A Golden Partnership
For nearly 50 years, GSEP’s Foster Grandparent Program has nurtured hearts and minds across generations
Raised by her grandmother in Watts, California, Shanetta Weatherspoon (EdD ’13) did not have a childhood lacking in love. But as one of nine children in the home, she didn’t always get all the individual attention she might have liked. Weatherspoon was blessed, however, with the presence of Ms. Wilson, a senior volunteer at her grade school, who acted as the school’s security guard and one-man pep rally.
What she best remembers about Wilson is her unceasing encouragement. “Her words, ‘You can do it’ and ‘You are better than your circumstances,’ were vital for me,” she says. “I never would have had the confidence to become Dr. Weatherspoon if I didn’t have someone like Ms. Wilson in my life.”
Weatherspoon is now the director of the Foster Grandparent Program sponsored by the Pepperdine Graduate School of Education and Psychology, and she clearly knows firsthand how important a loving, supportive senior can be to a young person.
The program was created by the federal government in 1965 and now has more than 400 sponsors like Pepperdine nationwide. Through it, senior volunteers provide extra support for children with special physical or developmental needs or those facing challenging circumstances such as homelessness and poverty. Pepperdine’s “branch” of the program started 48 years ago, and it partners with local schools and organizations that could use mentors and classroom assistants. The University also recruits and trains seniors to serve in these highly impactful positions.
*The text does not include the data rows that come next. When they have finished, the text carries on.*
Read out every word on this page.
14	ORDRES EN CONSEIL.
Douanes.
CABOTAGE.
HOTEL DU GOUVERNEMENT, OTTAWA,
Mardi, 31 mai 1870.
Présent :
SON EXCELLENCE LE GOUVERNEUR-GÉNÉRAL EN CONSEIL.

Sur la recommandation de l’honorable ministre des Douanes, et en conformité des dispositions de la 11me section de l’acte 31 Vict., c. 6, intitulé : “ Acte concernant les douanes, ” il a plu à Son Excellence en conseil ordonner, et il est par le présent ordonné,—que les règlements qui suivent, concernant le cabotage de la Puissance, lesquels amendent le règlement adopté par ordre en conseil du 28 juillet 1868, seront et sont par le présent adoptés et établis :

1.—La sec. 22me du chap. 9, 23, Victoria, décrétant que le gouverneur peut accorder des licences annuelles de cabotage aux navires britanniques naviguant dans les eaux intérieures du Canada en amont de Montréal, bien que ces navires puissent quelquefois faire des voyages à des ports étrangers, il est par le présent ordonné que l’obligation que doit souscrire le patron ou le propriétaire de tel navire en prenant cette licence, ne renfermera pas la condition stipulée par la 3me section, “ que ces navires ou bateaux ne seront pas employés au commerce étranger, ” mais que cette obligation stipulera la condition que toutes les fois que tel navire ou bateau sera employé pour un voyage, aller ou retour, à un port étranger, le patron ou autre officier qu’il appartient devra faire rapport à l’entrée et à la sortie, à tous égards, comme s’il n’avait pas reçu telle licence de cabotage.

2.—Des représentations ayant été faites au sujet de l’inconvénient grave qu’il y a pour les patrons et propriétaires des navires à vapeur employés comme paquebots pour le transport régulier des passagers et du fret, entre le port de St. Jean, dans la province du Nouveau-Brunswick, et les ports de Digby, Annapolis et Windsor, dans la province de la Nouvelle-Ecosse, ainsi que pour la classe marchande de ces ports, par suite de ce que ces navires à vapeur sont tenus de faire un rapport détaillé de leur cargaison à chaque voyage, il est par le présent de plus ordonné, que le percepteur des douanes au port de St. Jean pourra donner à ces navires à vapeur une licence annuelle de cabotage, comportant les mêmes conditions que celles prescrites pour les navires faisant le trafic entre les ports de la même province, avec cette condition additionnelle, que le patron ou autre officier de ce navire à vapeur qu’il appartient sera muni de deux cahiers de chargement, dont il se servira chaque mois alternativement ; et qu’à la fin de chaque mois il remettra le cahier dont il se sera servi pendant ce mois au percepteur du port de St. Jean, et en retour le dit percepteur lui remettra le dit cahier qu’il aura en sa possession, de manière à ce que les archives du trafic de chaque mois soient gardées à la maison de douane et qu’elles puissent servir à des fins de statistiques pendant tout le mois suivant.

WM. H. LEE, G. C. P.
Pepperdine's program was recognized in 2019 by the National Association of Counties with its Achievement Award for volunteerism. The award will provide GSEP with greater resources for volunteer training, enhancing its volunteers’ responsiveness to kids with difficult home lives.
Today each one of Pepperdine’s 164 federal grant-funded volunteer positions is filled, and while the volunteers receive a small stipend for their time, Weatherspoon is clear that the money “isn’t enough to keep anyone here.”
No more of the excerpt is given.